I don’t think God actually punishes children for parents wrong doing, but this highlights, and the Tamar story demonstrates, the way that sin passes from one generation to the next.  

So how do we break the cycle?  If we are David, and all of us here, to a greater or lesser extent, have sinned in a way that affects children around us, how to we change the dynamics?

David sinned.  David pleaded for forgiveness.  David was forgiven by God.  But, it appears he didn’t take the last step- he did fully acknowledge and repent from his sins.

It appears rather than addressing his sexual sin head on, David buried it.  Scripture doesn’t show where he sat down with his children, confessed his sins, and showed them the tragic consequences of it.  He didn’t seem to speak to them about valuing women, about remembering to see God’s grace in each and every person.  And, when confronted by that same sin, he chose to ignore it rather than aggressively confront it.  Perhaps he was ashamed at how it reminded him of his own sin.  But folks, our kids see our sin.  Saying nothing about it doesn’t make it invisible.  We have to speak up about our shortcomings if we hope to see our children go a different way.  We have to stop pretending to be so pious in church and admit the faults that we have and are still working on.

After acknowledging our shortcomings, we then have to do something.  Work to repair the damage our sin has done on relationships.  Look to God rather than your battered or damaged family as an example of how to lead with grace and forgiveness.  Follow the humility of our Savior Jesus Christ.

And take our baptismal vows seriously.  We gather here today to baptize Jason.  Many of you may not yet know this family.  But when we baptize Jason- we acknowledge him as God’s child, and is therefore consider him one of our children too.

Come up after church and get to know this family.  Invite them to lunch.  Volunteer to babysit.  Help to entertain Jason during a service.  Volunteer to help in Sunday school to ensure we have enough adults to keep everyone safe.
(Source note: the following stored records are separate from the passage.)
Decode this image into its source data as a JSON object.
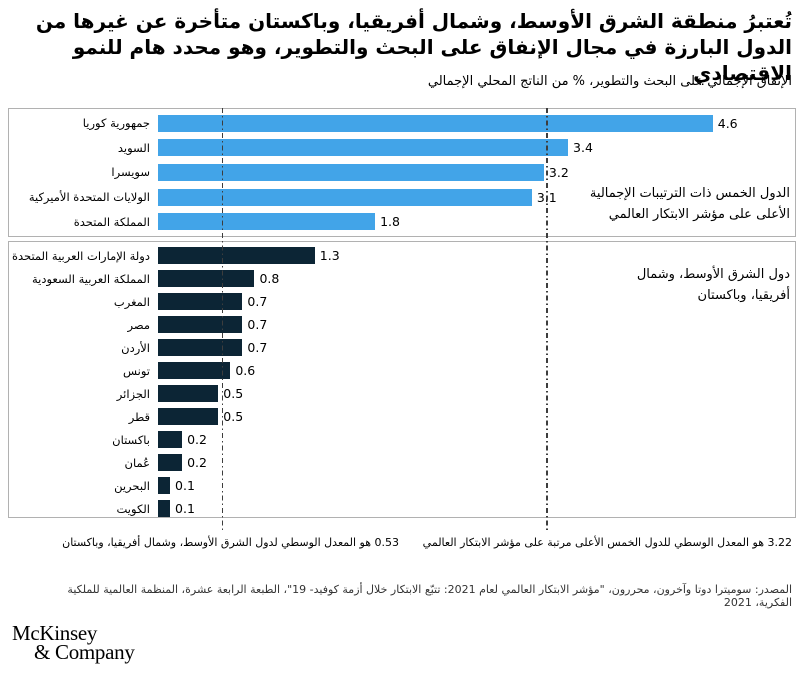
{
  "page": {
    "title": "تُعتبرُ منطقة الشرق الأوسط، وشمال أفريقيا، وباكستان متأخرة عن غيرها من الدول البارزة في مجال الإنفاق على البحث والتطوير، وهو محدد هام للنمو الاقتصادي",
    "subtitle": "الإنفاق الإجمالي على البحث والتطوير، % من الناتج المحلي الإجمالي",
    "source": "المصدر: سوميترا دوتا وآخرون، محررون، \"مؤشر الابتكار العالمي لعام 2021: تتبّع الابتكار خلال أزمة كوفيد- 19\"، الطبعة الرابعة عشرة، المنظمة العالمية للملكية الفكرية، 2021",
    "logo_line1": "McKinsey",
    "logo_line2": "& Company"
  },
  "colors": {
    "top_group_bar": "#42a4e8",
    "mena_group_bar": "#0c2535",
    "reference_line": "#3d3d3d",
    "panel_border": "#b1b1b1"
  },
  "chart_data": {
    "type": "bar",
    "orientation": "horizontal",
    "title": "تُعتبرُ منطقة الشرق الأوسط، وشمال أفريقيا، وباكستان متأخرة عن غيرها من الدول البارزة في مجال الإنفاق على البحث والتطوير، وهو محدد هام للنمو الاقتصادي",
    "subtitle": "الإنفاق الإجمالي على البحث والتطوير، % من الناتج المحلي الإجمالي",
    "xlim": [
      0,
      5.2
    ],
    "grid": false,
    "value_labels": "end-of-bar",
    "groups": [
      {
        "label": "الدول الخمس ذات الترتيبات الإجمالية الأعلى على مؤشر الابتكار العالمي",
        "bars": [
          {
            "name": "جمهورية كوريا",
            "value": 4.6
          },
          {
            "name": "السويد",
            "value": 3.4
          },
          {
            "name": "سويسرا",
            "value": 3.2
          },
          {
            "name": "الولايات المتحدة الأميركية",
            "value": 3.1
          },
          {
            "name": "المملكة المتحدة",
            "value": 1.8
          }
        ]
      },
      {
        "label": "دول الشرق الأوسط، وشمال أفريقيا، وباكستان",
        "bars": [
          {
            "name": "دولة الإمارات العربية المتحدة",
            "value": 1.3
          },
          {
            "name": "المملكة العربية السعودية",
            "value": 0.8
          },
          {
            "name": "المغرب",
            "value": 0.7
          },
          {
            "name": "مصر",
            "value": 0.7
          },
          {
            "name": "الأردن",
            "value": 0.7
          },
          {
            "name": "تونس",
            "value": 0.6
          },
          {
            "name": "الجزائر",
            "value": 0.5
          },
          {
            "name": "قطر",
            "value": 0.5
          },
          {
            "name": "باكستان",
            "value": 0.2
          },
          {
            "name": "عُمان",
            "value": 0.2
          },
          {
            "name": "البحرين",
            "value": 0.1
          },
          {
            "name": "الكويت",
            "value": 0.1
          }
        ]
      }
    ],
    "reference_lines": [
      {
        "value": 3.22,
        "label": "3.22 هو المعدل الوسطي للدول الخمس الأعلى مرتبة على مؤشر الابتكار العالمي"
      },
      {
        "value": 0.53,
        "label": "0.53 هو المعدل الوسطي لدول الشرق الأوسط، وشمال أفريقيا، وباكستان"
      }
    ]
  }
}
This congregation has rallied well around families before.  Let us do it again.

Let us make our vows to care for this child, and for all children, vows of actions as well as words.  Don’t allow there to be a Tamar in your midst without that Tamar knowing your would fiercely fight for her if she was abused.  Take action in your volunteering, in your giving, in your voting, in your advocacy, to take real steps to love and care for all of God’s children.

When we sin and fall short, our children see it.  But when we seek to strive in our faith, to live into God’s grace, children see that too.  The good news is that God will use those acts of goodness to break the cycle and show love to the thousandth generation.  But only, if we, God’s children, will listen.